Coming to terms
The contract-services industry needs to come to terms with the fact that the new-product gravy train is coming to an end.
The number of candidates in development is shrinking, and the amount spent on them is falling. R&D spending by small bio/pharma
companies dropped 20% in the first half of 2009, and the large and mid-size companies slowed their spending. We may get a
bounce up in the second half of the year as some delayed programs are accelerated, but the trend seems pretty clear.
A decline in R&D spending will hurt smaller contract research and manufacturing organizations (CROs and CMOs) the most, because
it will be concentrated in the discovery, preclinical, and Phase I segments of the pipeline. Those are the segments that will
feel the greatest effects of the venture capital pullback, and the venture-backed biopharmaceutical and pharmaceutical companies
are the most dependent on contractors.
The large public CROs and CMOs will also feel the heat, however. Their stock prices were driven up to record levels during
mid-decade, as high double-digit revenue and profit growth rates became the norm. Those growth rates have slowed dramatically,
and aren't likely to reach their pre-2008 levels. Phase II and Phase III research programs have been well-supported thus far,
but efforts to kill likely failures more quickly will ultimately shrink the late-stage pipeline.
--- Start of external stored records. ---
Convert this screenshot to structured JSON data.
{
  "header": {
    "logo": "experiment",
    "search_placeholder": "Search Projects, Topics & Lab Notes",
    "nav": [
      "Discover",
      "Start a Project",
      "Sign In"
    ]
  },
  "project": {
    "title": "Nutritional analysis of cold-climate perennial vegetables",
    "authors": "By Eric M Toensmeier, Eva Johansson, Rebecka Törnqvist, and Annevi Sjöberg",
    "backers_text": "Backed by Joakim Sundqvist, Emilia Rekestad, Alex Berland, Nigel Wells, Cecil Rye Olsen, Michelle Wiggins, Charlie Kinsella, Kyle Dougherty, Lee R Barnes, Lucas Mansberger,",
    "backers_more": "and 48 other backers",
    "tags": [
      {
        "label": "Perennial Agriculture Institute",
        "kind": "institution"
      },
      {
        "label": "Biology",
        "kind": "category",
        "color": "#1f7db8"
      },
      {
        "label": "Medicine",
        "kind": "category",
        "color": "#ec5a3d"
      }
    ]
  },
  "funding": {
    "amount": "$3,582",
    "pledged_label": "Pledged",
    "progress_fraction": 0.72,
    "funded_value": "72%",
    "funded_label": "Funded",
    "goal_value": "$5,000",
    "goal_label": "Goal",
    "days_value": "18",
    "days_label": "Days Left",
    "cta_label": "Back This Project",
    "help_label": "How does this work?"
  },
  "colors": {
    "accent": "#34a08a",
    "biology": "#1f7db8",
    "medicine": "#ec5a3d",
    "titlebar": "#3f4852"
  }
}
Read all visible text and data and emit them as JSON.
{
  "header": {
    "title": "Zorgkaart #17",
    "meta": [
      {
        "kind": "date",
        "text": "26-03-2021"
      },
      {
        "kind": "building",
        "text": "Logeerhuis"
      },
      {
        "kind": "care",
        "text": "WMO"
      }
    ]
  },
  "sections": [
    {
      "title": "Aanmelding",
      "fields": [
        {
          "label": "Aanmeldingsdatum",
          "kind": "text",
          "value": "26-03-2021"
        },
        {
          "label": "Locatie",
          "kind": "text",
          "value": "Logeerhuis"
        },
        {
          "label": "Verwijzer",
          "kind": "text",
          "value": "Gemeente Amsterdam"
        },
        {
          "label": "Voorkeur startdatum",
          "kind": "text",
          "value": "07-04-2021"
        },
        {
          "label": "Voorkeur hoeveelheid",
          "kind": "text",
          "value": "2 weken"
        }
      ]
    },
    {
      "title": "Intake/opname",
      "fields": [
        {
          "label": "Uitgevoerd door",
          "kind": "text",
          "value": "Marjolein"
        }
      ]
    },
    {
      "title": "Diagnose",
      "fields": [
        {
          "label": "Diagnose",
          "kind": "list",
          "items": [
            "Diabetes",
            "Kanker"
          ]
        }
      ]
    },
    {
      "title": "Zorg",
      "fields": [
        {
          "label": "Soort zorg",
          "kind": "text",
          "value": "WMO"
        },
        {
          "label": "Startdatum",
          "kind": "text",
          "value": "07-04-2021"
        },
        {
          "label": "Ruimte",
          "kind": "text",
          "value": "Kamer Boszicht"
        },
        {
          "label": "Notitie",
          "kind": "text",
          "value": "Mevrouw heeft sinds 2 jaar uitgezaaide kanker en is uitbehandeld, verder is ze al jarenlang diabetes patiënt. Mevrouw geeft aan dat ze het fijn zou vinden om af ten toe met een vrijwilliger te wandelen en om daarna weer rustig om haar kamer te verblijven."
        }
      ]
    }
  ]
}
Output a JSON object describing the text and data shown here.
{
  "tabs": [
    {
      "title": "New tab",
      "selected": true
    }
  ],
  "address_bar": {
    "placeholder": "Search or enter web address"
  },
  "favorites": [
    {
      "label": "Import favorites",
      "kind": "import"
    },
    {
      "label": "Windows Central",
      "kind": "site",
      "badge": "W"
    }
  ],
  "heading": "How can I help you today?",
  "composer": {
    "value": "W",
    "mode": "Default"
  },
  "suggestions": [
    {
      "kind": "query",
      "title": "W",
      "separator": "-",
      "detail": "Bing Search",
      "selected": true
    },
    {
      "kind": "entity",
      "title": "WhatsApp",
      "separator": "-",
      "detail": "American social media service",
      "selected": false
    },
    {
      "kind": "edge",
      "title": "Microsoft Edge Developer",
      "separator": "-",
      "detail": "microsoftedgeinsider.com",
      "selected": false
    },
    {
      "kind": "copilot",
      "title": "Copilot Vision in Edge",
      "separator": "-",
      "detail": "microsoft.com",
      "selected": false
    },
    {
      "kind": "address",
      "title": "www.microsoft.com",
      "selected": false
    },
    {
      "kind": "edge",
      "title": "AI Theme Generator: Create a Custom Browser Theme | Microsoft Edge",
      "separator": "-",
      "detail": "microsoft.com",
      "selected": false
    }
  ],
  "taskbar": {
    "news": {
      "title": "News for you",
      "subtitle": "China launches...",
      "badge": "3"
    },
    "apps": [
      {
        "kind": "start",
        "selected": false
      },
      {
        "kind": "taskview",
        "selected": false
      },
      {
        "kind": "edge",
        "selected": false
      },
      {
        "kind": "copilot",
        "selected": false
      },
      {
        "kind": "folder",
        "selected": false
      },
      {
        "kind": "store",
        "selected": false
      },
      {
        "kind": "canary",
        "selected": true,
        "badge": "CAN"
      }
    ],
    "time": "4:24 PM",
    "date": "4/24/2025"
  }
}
CROs and CMOs benefit from the increased willingness of the major biopharmaceutical and pharmaceutical companies to outsource
more of their development activities. However, much of that benefit will accrue to large CROs and CMOs, and to service providers
with operations in the emerging markets.
Owners and investors of contract-service providers must come to terms with this new reality. The venture capitalists and executives
of the major companies are not insane, and they have already turned away from the practices that fueled the great pipeline
explosion of this decade. CROs and CMOs will need to find other ways to fuel their growth.